Ustadz, ada di
braodcast kalau cairan tinta cumi itu katanya haram, apakah benar demikian ?
Jawaban :
Yang tepat,
masalah ini diperbedapendapatkan hukumnya dikalangan para ulama. Dimana memang ada sebagian ahli ilmu
yang berpendapat tinta cumi-cumi itu termasuk benda najis sehingga haram dikonsumsi,
sedangkan sebagian ulama lainnya berpendapat ia benda suci atau masuk kepada
keumuman sucinya bangkai hewan laut sehingga halal untuk dikonsumsi.
1.
Kalangan yang mengharamkan
Sebagian
ulama Syafi’iyah berpendapat bahwa cairan yang menyerupai tinta berwarna hitam pada
cumi adalah termasuk darah. Dimana hukum darah hewan itu diharamkan, sebagaimana
firman Allah ta’ala :
حُرِّمَتْ عَلَيْكُمُ
الْمَيْتَةُ وَالدَّمُ
“Diharamkan
bagimu (memakan) bangkai dan darah.” (QS. Al Maidah :3).
Pendapat
ini sebagaimana yang telah beredar dalam broadcast difatwakan diantaranya oleh Syaikh
Abdurrahman Ba’lawi rahimahullah dalam karya beliau Bughyah al Mustarsyidin :
الذي يظهر أنّ الشيء الأسود الذي يوجد في بعض الحيتان وليس بدم ولا لحم نجس, إذ صريح عبارة التحفة أنّ كلّ شيء في الباطن خارج عن أجزاء الحيوان نجس, ومنه هذا الأسود للعلّة المذكورة إذ هو دم أو شبهة
Cairan hitam yang ada pada sebagian makhluk laut dan bukan
merupakan daging ataupun darah dihukumi najis.
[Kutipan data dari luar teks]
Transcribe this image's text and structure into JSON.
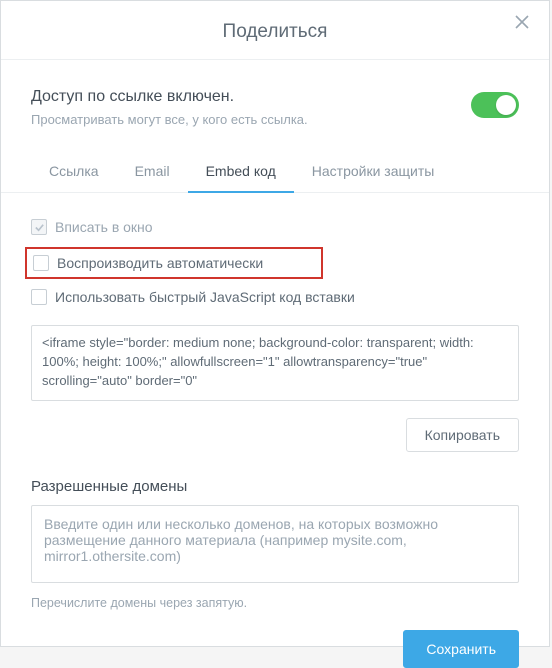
{
  "dialog": {
    "title": "Поделиться"
  },
  "access": {
    "title": "Доступ по ссылке включен.",
    "desc": "Просматривать могут все, у кого есть ссылка."
  },
  "tabs": {
    "link": "Ссылка",
    "email": "Email",
    "embed": "Embed код",
    "security": "Настройки защиты"
  },
  "checks": {
    "fit": "Вписать в окно",
    "autoplay": "Воспроизводить автоматически",
    "fastjs": "Использовать быстрый JavaScript код вставки"
  },
  "code": "<iframe style=\"border: medium none; background-color: transparent; width: 100%; height: 100%;\" allowfullscreen=\"1\" allowtransparency=\"true\" scrolling=\"auto\" border=\"0\"",
  "copy_label": "Копировать",
  "domains": {
    "title": "Разрешенные домены",
    "placeholder": "Введите один или несколько доменов, на которых возможно размещение данного материала (например mysite.com, mirror1.othersite.com)",
    "hint": "Перечислите домены через запятую."
  },
  "save_label": "Сохранить"
}
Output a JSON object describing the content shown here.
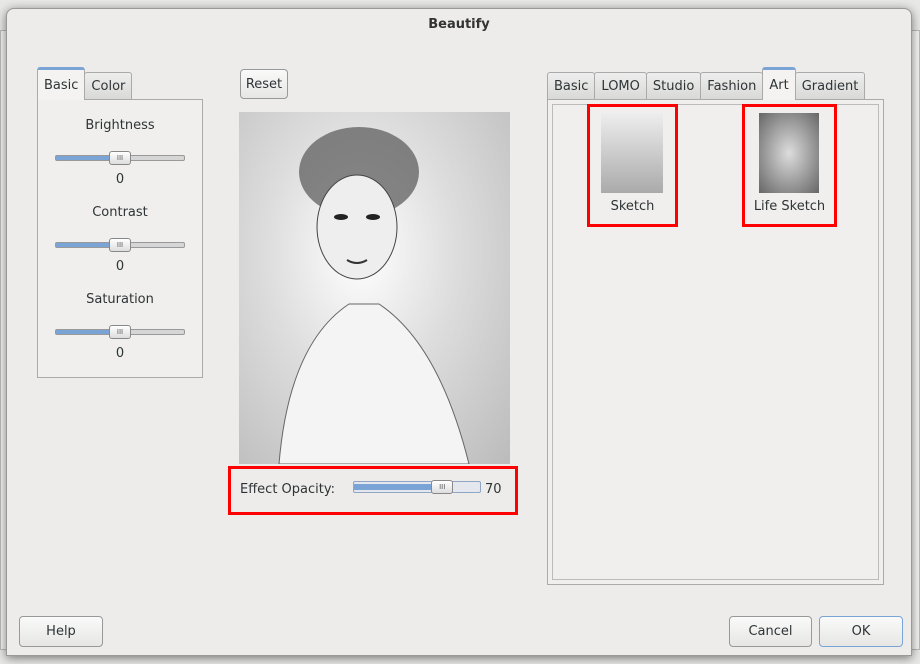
{
  "dialog": {
    "title": "Beautify"
  },
  "left_tabs": [
    {
      "label": "Basic",
      "active": true
    },
    {
      "label": "Color",
      "active": false
    }
  ],
  "adjustments": [
    {
      "label": "Brightness",
      "value": 0,
      "min": -100,
      "max": 100
    },
    {
      "label": "Contrast",
      "value": 0,
      "min": -100,
      "max": 100
    },
    {
      "label": "Saturation",
      "value": 0,
      "min": -100,
      "max": 100
    }
  ],
  "reset_label": "Reset",
  "opacity": {
    "label": "Effect Opacity:",
    "value": 70,
    "value_text": "70",
    "max": 100
  },
  "right_tabs": [
    {
      "label": "Basic"
    },
    {
      "label": "LOMO"
    },
    {
      "label": "Studio"
    },
    {
      "label": "Fashion"
    },
    {
      "label": "Art",
      "active": true
    },
    {
      "label": "Gradient"
    }
  ],
  "effects": [
    {
      "label": "Sketch"
    },
    {
      "label": "Life Sketch"
    }
  ],
  "buttons": {
    "help": "Help",
    "cancel": "Cancel",
    "ok": "OK"
  },
  "colors": {
    "accent": "#7aa4d6",
    "highlight": "#ff0000"
  }
}
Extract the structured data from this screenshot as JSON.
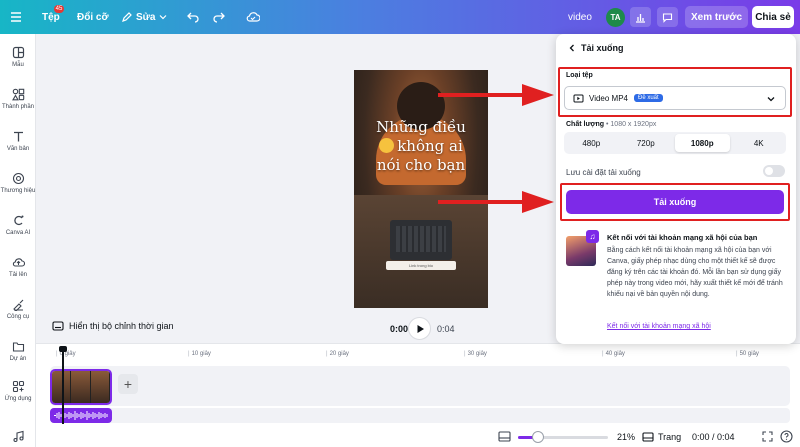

Sebab teks dalam kitab Tuhfah
menegaskan bahwa sesungguhnya setiap sesuatu yang berada di bagian dalam adalah
sesuatu yang bukan termasuk dari organ hewan dan itu dihukumi najis, termasuk cairan hitam
ini, karena alasan yang telah dijelaskan. Sebab cairan hitam ini sejatinya
adalah darah atau serupa yang semisalnya.”[1]
2.
Kalangan yang menghalalkan
Sedangkan
umumnya para ulama dari kalangan madzhab Hanafiyah, Hanabilah, Malikiyah dan
sebagian Syafi’iyyah berpendapat bahwa cairan hitam dari cumi adalah termasuk yang
dihalalkan. Namun demikian, meski mayoritas ulama ini kompak dalam menghalalkan,
alasan dari kalangan Hanafiyah, Malikiyah dan Hanabilah berbeda dengan alasan dari
kalangan madzhab Syafi’iyyah.
Mayoritas
ulama menghalakan karena sekalipun cairan hitam cumi itu adalah darah, ia
termasuk bagian yang dihalalkan karena merupakan bagian dari ikan yang bahkan
bangkainya sekalipun dihalalkan.[2]
Dalil
yang digunakan adalah hadits yang berbunyi :
أُحِلَّتْ لَنَا
مَيْتَتَانِ وَدَمَانِ، فَأَمَّا المَيْتَتانِ: فَالْجَرَادُ والْحُوتُ، وَأَمَّا
الدَّمَانِ: فَالطِّحالُ وَالْكَبِدُ
“Telah
dihalalkan bagi kita dua macam bangkai dan dua macam darah, adapun dua macam
bangkai adalah: (bangkai) belalang dan ikan, dan dua macam darah adalah limpa
dan hati.” (HR. Ahmad dan Ibnu Majah)
Dalam
hadits jelas dikecualikan
bangkai ikan dari sekalian bangkai yang diharamkan, sedangkan dalam bangkai pasti
ada darahnya. Ketika Nabi shalallahu’alaihi wassalam tidak melarangnya,
ini menunjukkan kesucian
darahnya.
Sedangkan
kalangan Syafi’iyyah yang menghalalkan berpendapat bahwa cairan hitam tersebut
bukanlah darah, namun cairan dalam wujud lain. Sehingga tidak tepat jika dihukumi
najis sebagaimana najisnya darah.
Berkata
Syaikh Thaifur Ali Wafa
rahimahullah :
فينبغي للعاقل أن يتحققه لأنّ هذا
مما يتعلّق بالعيان. قلت: يعني أنّ هذا السواد إذا كان من الباطن فهو أشبه بالقيئ
فيكون نجسا وإلّا فهو أشبه باللعاب فيكون طاهرا. وقد قال بعض مشايخنا: أنّ هذا
السواد شيء جعله الله لصاحبه ترسا يتترس به عن كبار الحيتان فإذا قصده حوت كبير
ليأكله أخرج هذا السواد فاختفى به عنه فلا يقاس بالقيئ ولا باللعاب لكونه خاصا له
بهذه الخصوصية ويكون طاهرا
“Hendaknya
bagi orang yang berakal agar memperdalam permasalahan ini karena termasuk suatu
hal yang berhubungan dengan realitas. Aku (pengarang) berkata cairan hitam ini
jika memang berasal dari bagian dalam maka lebih serupa dengan muntahan
sehingga dihukumi najis, jika tidak dari dalam maka serupa dengan air liur
sehingga dihukumi suci. Sebagian guruku pernah berkata: “cairan hitam ini
merupakan sesuatu yang diciptakan oleh Allah pada hewan yang memilikinya untuk
dijadikan tameng agar dapat berlindung dari makhluk laut yang lebih besar.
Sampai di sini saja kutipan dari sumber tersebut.